Le marché du granulé de bois est en surchauffe
Entre hausse des prix et difficultés d’approvisionnement, la filière du granulé de bois est en surchauffe. Une situation due à un contexte géopolitique tendu mais également à un comportement des consommateurs qui stockent plus que nécessaire, accentuant le phénomène jusqu’à engendrer une pénurie.

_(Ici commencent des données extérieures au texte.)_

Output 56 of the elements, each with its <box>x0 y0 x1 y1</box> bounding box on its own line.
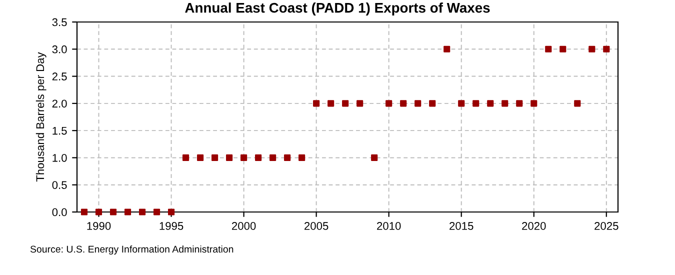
point <box>153 208 160 216</box>
point <box>328 100 334 107</box>
x-tick-label: 1995 <box>160 222 184 230</box>
point <box>182 154 190 162</box>
point <box>429 100 436 107</box>
point <box>80 208 88 216</box>
point <box>371 154 378 162</box>
point <box>386 100 392 107</box>
point <box>313 100 320 107</box>
x-tick-label: 2005 <box>304 222 328 230</box>
y-tick-label: 2.5 <box>52 72 67 80</box>
point <box>270 154 276 162</box>
point <box>588 46 596 52</box>
point <box>168 208 175 216</box>
source-note: Source: U.S. Energy Information Administration <box>30 245 234 255</box>
point <box>298 154 306 162</box>
point <box>400 100 407 107</box>
point <box>110 208 117 216</box>
point <box>255 154 262 162</box>
point <box>211 154 218 162</box>
x-tick-label: 2025 <box>594 222 618 230</box>
point <box>95 208 102 216</box>
point <box>240 154 248 162</box>
y-tick-label: 1.5 <box>52 126 67 135</box>
point <box>196 154 204 162</box>
y-axis-title: Thousand Barrels per Day <box>36 52 46 182</box>
point <box>545 46 552 52</box>
chart-title: Annual East Coast (PADD 1) Exports of Waxes <box>185 2 490 16</box>
x-tick-label: 2020 <box>522 222 546 230</box>
point <box>458 100 465 107</box>
point <box>226 154 233 162</box>
point <box>516 100 523 107</box>
y-tick-label: 0.0 <box>52 208 67 216</box>
x-tick-label: 2000 <box>232 222 256 230</box>
point <box>472 100 480 107</box>
x-tick-label: 1990 <box>87 222 111 230</box>
point <box>342 100 349 107</box>
y-tick-label: 3.0 <box>52 45 67 54</box>
x-tick-label: 2015 <box>450 222 474 230</box>
x-tick-label: 2010 <box>377 222 401 230</box>
y-tick-label: 0.5 <box>52 181 67 189</box>
point <box>530 100 538 107</box>
point <box>138 208 146 216</box>
point <box>560 46 566 52</box>
point <box>356 100 364 107</box>
point <box>414 100 422 107</box>
point <box>284 154 291 162</box>
point <box>487 100 494 107</box>
point <box>444 46 450 52</box>
point <box>502 100 508 107</box>
y-tick-label: 2.0 <box>52 100 67 108</box>
point <box>574 100 581 107</box>
y-tick-label: 3.5 <box>52 18 67 26</box>
point <box>603 46 610 52</box>
y-tick-label: 1.0 <box>52 154 67 162</box>
point <box>124 208 132 216</box>
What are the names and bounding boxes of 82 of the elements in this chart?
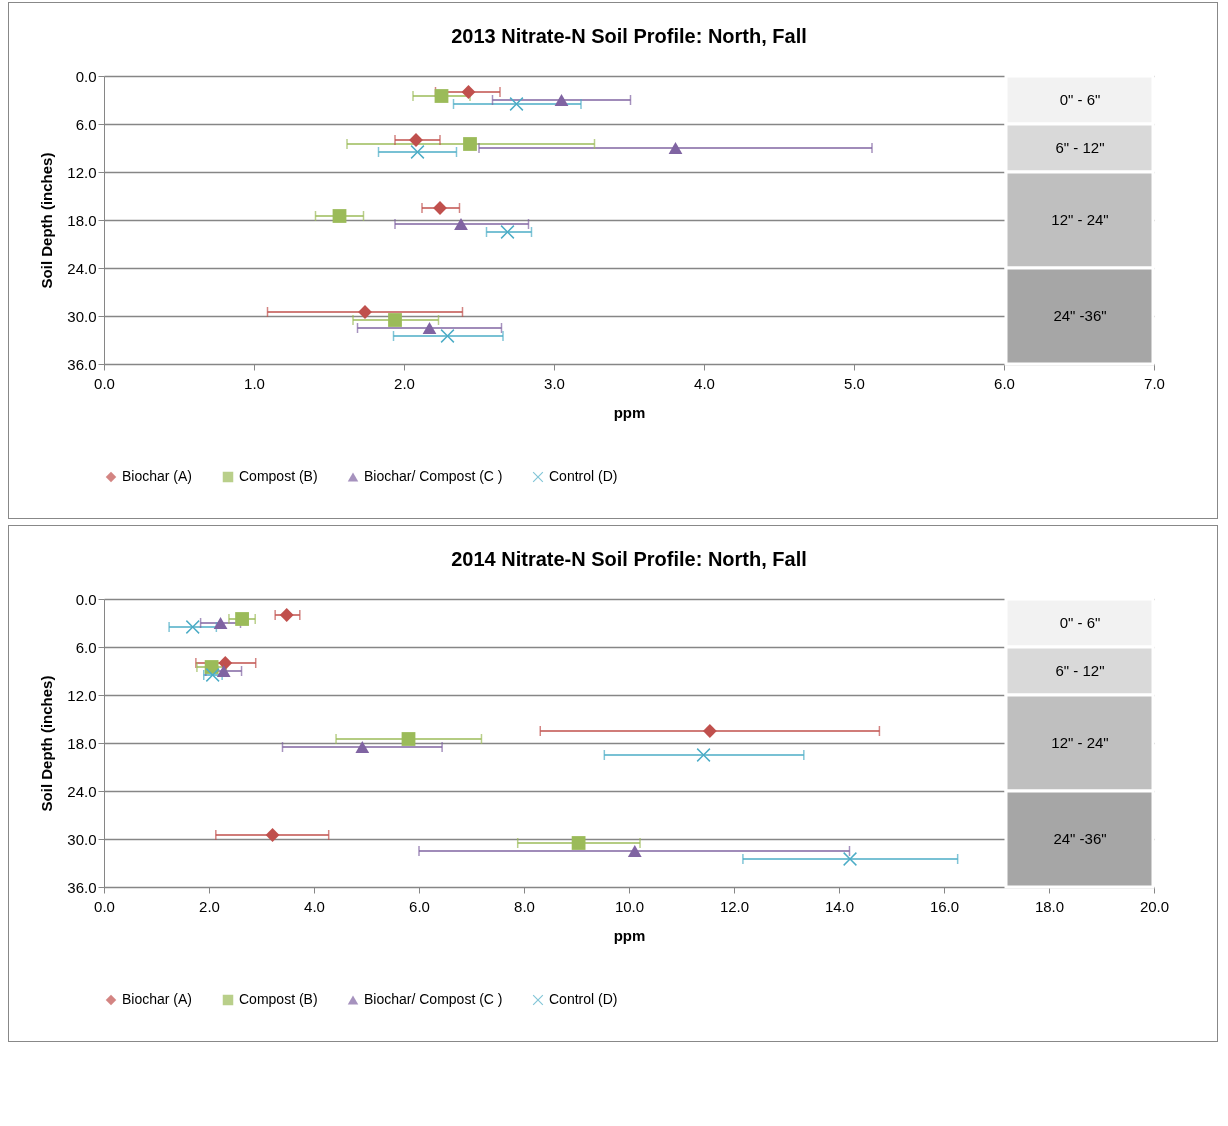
x-axis-title: ppm [613, 403, 646, 421]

Difficile de trouver des granulés de bois en ce moment et ce quel que soit le fournisseur. Les palettes arrivent au compte-goutte et c’est une véritable bataille pour chacun des vendeurs pour répondre à la demande. Une demande croissante depuis quelques années car les installations en poêles ou chaudières à granulés de bois ont été subventionnées par l’Etat, dans le cadre de la transition énergétique. Problème : la filière n’a pas la production nécessaire pour répondre à une demande qui était déjà exponentielle avant la crise russo-ukrainienne. « Le gouvernement a mis en place ces subventionnements mais, parallèlement, il n’a pas autorisé la construction d’usines de production à granulés de bois supplémentaires. Jusqu’à présent, la France importait environ 400 000 tonnes de bois, principalement venu des pays de l’Est ; depuis février, avec la guerre en Ukraine tout est plus compliqué pour faire venir ce bois », explique Jean-Luc Vauthier, directeur de Vauthier-Sépac d’Avrecourt. Son entreprise vend habituellement 1 200 palettes de granulés de bois par an et il se retrouve comme beaucoup face à une situation tendue.
Effet de panique
En effet, chaque crise génère des craintes de manque et les consommateurs stockent au cas où, créant un effet de pénurie comme on a d’ailleurs pu le voir ces derniers temps sur d’autres produits comme l’huile de tournesol ou la moutarde. A Leclerc Maison, à Saints-Geosmes, le réapprovisionnement est très difficile depuis deux mois et à l’heure actuelle aucun sac n’est disponible. Chez Weldom, toujours à Saints-Geosmes, on reconnaît avoir « vendu trois camions de plus que l’année précédente. Nous n’en avons plus car nous avons pour habitude de repasser commande au changement de saison, fin août-début septembre et cela s’annonce difficile ». Eric Mennetrier, gérant de Bricomarché de Langres annonce, quant à lui, cinq fois plus de ventes. « Les installations ont plus que doublé et on nous annonce une pénurie. Nous sommes obligés de limiter à dix sacs par personne pour ne pas se retrouver à sec. » Une décision prise aussi par Vauthier-Sépac : « Pour le moment nous approvisionnons tous nos clients mais dans une limite d’une palette par foyer, tous les deux ou trois mois, de manière à ne pas épuiser nos stocks. Il faut accepter de répartir les livraisons sur toute une année et que les consommateurs fassent preuve de civisme. »
Hausse des prix
Autre problématique, le prix de ces granulés qui deviennent à la fois rares et chers puisque la palette s’achète dorénavant à 540 € au lieu de 270 €, auparavant. « Nous vendions le sac de 15 kg à 5,50 € et il a déjà pris 1 € de plus, mais à terme, il sera très certainement plus autour des 13 €. En ce moment, nos fournisseurs nous obligent à nous engager sur des semis à l’aveugle (c’est-à-dire sans en connaître le prix, Ndlr) », affirme Eric Mennetrier.
« Tout le monde sait que, depuis la guerre en Ukraine, les choses ont changé le prix de l’électricité a été multiplié par trois pour les entreprises et pour le gaz, à peu près pareil. Le gouvernement a décidé, pour les particuliers, d’appliquer un bouclier tarifaire et de prendre à sa charge une grosse partie de ces augmentations. Mais cela ne s’applique pas sur le fioul ni les granulés de bois, de fait, les gens ont-ils dû moins ressentir cette hausse et pensent que la bascule sur les granulés est trop importante. Mais, en réalité, elle s’explique. Il faut comprendre qu’il y a une augmentation sur le bois en lui-même à laquelle s’ajoute le prix du gaz utilisé pour le sécher, celui du plastique pour les emballages et le coût des transports. Il n’était pas possible que les granulés de bois ne subissent pas une hausse, tout comme les autres énergies. Sinon, nous aurions tué la filière car tout le monde se serait précipité pour acheter des granulés de bois et la filière n’aurait pas réussi à fournir. Ce sera d’ailleurs la même chose pour les voitures électriques que l’on veut développer :mais on ne met pas à la disposition des bornes de recharge et on ferme les centrales nucléaires. Cela risque très rapidement de créer un gros problème », conclut Jean-Luc Vauthier.